Haven’t we had people wanting to see just how fast a man can run, whether or not he uses performance-enhancing substances and/or techniques?
One wonders to what extent the world is becoming insensitive to the health and well being of those who entertain us on the field of play.
Does it matter to an ever-increasing number of sport enthusiasts that athletes are suddenly dropping dead on and off the field and the medical reports are treated much like secret service reports?
If as we have seen in the case of South Africa, the UK and elsewhere, people are turning to whatever aids in the bulking up process in order to impress coaches and get themselves selected on national representative teams of swooped by professional outfits, how long would it take for this to be adopted in the Caribbean?
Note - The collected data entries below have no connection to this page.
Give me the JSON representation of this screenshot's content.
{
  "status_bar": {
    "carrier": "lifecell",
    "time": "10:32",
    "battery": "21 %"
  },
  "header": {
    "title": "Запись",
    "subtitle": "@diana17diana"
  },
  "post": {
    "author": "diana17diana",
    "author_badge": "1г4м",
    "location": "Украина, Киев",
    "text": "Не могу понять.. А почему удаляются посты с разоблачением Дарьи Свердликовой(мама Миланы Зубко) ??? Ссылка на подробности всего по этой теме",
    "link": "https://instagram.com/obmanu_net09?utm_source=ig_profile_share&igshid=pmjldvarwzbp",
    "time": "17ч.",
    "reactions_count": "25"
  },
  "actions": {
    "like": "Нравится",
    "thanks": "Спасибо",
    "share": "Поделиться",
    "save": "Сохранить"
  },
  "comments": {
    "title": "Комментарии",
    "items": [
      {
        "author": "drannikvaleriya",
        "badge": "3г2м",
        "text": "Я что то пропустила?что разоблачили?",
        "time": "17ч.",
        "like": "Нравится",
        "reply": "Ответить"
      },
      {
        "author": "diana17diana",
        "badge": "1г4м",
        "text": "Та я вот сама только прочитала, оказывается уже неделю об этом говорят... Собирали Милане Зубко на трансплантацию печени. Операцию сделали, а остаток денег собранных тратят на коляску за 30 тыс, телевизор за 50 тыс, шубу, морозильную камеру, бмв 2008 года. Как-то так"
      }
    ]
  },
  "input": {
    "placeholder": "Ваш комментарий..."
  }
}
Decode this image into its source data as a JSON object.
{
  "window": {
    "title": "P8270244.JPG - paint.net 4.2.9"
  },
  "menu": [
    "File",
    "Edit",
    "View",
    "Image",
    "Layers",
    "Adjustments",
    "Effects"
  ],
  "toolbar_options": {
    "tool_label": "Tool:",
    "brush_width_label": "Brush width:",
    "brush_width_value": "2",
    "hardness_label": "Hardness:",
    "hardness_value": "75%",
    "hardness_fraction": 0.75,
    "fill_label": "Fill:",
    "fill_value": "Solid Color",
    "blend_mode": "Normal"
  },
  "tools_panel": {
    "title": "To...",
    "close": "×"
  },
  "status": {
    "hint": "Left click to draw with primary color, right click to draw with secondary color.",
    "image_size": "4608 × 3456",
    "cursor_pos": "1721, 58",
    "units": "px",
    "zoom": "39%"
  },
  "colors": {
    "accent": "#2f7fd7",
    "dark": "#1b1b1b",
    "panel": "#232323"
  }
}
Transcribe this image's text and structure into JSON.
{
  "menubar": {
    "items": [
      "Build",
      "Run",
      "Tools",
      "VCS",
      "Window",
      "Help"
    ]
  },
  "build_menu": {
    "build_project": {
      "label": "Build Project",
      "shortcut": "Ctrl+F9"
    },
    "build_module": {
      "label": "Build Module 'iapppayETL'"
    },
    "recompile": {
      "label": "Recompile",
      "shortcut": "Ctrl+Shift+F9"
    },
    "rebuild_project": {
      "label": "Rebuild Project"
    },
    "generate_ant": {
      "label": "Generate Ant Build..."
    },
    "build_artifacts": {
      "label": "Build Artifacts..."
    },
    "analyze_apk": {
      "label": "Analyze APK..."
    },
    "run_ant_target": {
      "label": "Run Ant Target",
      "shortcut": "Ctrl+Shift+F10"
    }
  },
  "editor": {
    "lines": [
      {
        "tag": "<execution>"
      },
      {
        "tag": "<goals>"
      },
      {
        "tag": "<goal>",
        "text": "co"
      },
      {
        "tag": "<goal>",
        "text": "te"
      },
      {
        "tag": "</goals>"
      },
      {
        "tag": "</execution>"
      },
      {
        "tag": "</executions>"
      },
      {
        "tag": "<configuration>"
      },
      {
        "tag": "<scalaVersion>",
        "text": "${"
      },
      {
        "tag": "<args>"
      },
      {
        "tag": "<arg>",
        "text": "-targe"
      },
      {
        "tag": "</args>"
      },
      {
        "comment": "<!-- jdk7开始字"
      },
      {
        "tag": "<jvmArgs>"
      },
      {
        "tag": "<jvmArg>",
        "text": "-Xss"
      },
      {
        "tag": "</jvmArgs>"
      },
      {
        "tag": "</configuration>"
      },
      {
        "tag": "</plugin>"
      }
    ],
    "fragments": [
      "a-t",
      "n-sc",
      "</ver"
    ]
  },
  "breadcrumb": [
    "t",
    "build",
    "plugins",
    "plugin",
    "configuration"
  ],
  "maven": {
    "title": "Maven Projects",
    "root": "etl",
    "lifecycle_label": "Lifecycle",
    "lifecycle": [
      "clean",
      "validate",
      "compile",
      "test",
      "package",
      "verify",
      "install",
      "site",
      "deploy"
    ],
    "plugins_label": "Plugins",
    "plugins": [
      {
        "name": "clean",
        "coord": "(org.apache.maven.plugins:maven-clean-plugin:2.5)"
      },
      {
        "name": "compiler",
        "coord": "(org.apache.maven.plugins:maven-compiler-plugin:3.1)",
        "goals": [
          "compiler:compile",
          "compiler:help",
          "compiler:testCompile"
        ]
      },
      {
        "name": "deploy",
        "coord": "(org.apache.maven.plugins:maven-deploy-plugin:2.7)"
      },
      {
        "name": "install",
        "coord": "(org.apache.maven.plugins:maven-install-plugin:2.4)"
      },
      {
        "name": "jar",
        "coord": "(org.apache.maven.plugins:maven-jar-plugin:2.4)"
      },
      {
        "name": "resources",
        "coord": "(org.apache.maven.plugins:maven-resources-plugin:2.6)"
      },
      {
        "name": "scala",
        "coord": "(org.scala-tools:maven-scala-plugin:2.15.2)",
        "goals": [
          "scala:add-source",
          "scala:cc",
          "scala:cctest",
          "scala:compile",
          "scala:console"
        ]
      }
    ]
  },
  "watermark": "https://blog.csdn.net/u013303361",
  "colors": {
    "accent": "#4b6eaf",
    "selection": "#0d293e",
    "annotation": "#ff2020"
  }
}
How do we prepare ourselves for the obvious challenges ahead in this regard?
Do we simply twiddle our thumbs and wait for the crisis to emerge or do we seek now to take seriously the offerings coming from the local anti doping organisation led by Perry de Freitas?
Today, Vincentians are eagerly adopting the culture of our northern neighbours more than ever before. The Internet and social media networks facilitate this process of what some may call re-culturation as our local culture diminishes and we become part of something that does not originate with us.
Do our parents take time to monitor what their children watch? There is evidence that they are not monitoring what and how they eat given what we are seeing in respect of childhood obesity.
How then do we address the likelihood of our children taking greater interest in bulking themselves up to do better in the sport of choice?